Predict the sentiment of a tweet and extract a phrase that supports the sentiment.
This project is based on a Kaggle competition. The challenge is to construct a model that look at the labeled sentiment for a given tweet and figure out what word or phrase best supports it. For example, if we are given a tweet like this:
"My ridiculous dog is amazing." [sentiment: positive]
We need to extract the word "amazing".
This problem can be formulated as an extractive question answering task, where the sentiment is treated as the question, the tweet is treated as the context, and the selected text is the answer.

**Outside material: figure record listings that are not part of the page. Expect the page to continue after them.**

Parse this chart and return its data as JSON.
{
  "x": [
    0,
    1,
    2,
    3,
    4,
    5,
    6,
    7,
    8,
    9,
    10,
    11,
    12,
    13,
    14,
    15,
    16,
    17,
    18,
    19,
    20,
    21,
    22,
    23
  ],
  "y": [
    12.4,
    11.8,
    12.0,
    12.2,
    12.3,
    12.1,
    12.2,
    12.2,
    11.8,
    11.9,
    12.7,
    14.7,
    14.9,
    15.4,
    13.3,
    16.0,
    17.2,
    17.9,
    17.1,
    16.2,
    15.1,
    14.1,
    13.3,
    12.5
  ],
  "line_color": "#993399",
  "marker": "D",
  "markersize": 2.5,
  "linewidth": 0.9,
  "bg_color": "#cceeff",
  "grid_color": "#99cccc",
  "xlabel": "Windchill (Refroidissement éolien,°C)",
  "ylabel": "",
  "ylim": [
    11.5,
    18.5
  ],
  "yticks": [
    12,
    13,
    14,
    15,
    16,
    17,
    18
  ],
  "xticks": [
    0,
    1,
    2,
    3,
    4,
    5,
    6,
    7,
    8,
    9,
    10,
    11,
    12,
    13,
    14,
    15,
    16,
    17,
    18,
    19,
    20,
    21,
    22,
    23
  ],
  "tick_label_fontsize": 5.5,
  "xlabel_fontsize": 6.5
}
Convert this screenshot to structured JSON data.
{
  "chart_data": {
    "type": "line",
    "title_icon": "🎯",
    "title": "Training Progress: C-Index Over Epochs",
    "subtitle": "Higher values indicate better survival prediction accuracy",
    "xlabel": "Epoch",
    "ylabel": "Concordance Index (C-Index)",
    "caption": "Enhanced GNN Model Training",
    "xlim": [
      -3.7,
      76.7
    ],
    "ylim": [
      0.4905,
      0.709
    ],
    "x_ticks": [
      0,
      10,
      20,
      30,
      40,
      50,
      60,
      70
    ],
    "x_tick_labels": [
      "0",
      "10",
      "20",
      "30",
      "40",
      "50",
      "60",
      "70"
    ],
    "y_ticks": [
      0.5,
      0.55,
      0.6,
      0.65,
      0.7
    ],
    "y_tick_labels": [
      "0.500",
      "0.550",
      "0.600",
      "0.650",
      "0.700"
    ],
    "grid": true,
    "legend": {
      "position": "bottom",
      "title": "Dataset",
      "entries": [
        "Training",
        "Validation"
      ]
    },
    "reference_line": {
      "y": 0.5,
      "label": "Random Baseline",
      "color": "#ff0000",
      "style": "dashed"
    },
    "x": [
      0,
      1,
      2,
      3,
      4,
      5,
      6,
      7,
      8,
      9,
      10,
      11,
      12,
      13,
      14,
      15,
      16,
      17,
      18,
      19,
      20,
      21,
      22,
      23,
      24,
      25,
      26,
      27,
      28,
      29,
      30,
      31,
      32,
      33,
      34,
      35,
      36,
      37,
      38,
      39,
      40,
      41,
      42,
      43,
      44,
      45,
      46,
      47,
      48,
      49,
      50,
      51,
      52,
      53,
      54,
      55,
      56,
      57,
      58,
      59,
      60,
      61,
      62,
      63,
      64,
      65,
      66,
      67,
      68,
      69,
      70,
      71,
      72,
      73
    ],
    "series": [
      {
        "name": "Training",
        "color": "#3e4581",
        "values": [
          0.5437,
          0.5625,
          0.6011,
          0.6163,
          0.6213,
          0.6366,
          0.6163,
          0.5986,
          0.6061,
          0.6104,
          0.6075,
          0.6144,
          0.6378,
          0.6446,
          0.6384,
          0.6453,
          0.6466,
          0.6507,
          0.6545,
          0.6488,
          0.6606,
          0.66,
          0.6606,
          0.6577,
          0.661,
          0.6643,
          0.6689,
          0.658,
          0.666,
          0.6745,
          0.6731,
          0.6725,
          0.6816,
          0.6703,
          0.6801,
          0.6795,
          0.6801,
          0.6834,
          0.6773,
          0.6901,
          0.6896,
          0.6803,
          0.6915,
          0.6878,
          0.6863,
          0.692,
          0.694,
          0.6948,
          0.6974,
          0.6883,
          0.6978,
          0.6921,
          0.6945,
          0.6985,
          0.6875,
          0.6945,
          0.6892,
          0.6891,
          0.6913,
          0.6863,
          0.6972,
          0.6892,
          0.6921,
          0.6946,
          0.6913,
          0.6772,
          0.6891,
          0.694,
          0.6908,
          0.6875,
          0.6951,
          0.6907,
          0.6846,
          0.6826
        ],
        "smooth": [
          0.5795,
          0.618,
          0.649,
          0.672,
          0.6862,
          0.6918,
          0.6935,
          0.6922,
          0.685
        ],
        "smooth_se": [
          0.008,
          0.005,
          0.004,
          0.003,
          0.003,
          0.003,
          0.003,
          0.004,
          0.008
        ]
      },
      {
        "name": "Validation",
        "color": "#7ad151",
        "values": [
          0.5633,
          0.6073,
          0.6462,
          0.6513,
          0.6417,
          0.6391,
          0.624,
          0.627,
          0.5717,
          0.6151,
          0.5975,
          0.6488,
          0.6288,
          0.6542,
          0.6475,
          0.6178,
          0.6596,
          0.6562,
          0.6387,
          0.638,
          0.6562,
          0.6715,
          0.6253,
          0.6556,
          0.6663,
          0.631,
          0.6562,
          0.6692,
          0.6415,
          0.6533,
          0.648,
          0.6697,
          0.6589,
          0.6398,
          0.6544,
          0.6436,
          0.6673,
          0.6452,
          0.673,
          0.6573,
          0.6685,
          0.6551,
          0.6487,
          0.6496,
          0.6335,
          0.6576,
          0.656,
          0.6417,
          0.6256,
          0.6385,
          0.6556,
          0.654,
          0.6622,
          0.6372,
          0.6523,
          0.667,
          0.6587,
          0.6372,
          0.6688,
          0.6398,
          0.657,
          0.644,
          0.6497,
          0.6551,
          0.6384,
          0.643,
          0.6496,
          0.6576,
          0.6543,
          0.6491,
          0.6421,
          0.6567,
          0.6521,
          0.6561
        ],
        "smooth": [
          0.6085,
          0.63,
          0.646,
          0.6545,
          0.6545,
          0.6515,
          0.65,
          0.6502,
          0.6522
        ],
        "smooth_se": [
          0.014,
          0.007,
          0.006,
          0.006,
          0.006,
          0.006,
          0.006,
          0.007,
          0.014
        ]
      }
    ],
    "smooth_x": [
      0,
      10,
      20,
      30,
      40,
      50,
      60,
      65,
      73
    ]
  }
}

I fine-tuned a Roberta model that has been pretrained on Stanford Question Answering Dataset (SQuAD) 2.0, which took fewer than 5 epochs to converge and had a word-level jaccard index of about 0.7 in a validation set.
Submissions to the competition must be made through notebooks with no internet access. However, my method requires downloading a pretrained model, so I can't submit my predictions to Kaggle, and hence I don't know the score of my model in the test set. Nevertheless, it was a good learning experience, as I familiarized myself with the Huggingface package, and tricks to fine-tune a pretrained model (use a small learning rate with a warmup period to avoid catastrophic forgetting).
Things I could've tried:
- Better data cleaning. The selected text of quite a few examples has some unnecessary characters:
text | selected_text |
---|---|
On the way to Malaysia...no internet access to Twit. | .no internet |
which case? I got a new one last week and I `m not thrilled at all with mine. | d I`m not thrilled at all with mine. |
He `s awesome... Have you worked with him before? He `s a good friend. | s awesome |
-
Replace the model head provided by Huggingface (
RobertaForQuestionAnswering
) with some custom layers, e.g. add dropout. -
Model ensembling (train the model with different backbones and different seeds, and then average their results).
-
Label smoothing, which was used in some top-ranked solutions (e.g. this and this).
In real life, the sentiment of a tweet is not provided. Therefore, in my streamlit app, I used a pretrainde model that has been fine-tuned for sentiment analysis with ~58M tweets to predict the sentiment of the input text. The sentiment with the highest probability is used as input to the phrase extraction model.
Fine tune the pretrained Roberta model for the phrase extraction task.
python scripts/run_experiment --num_epochs=10 --do_fit
Download the models. (There are two models, one for sentiment analysis and one for phrase extraction.)
python scripts/download_checkpoints.py
Run streamlit app.
make streamlit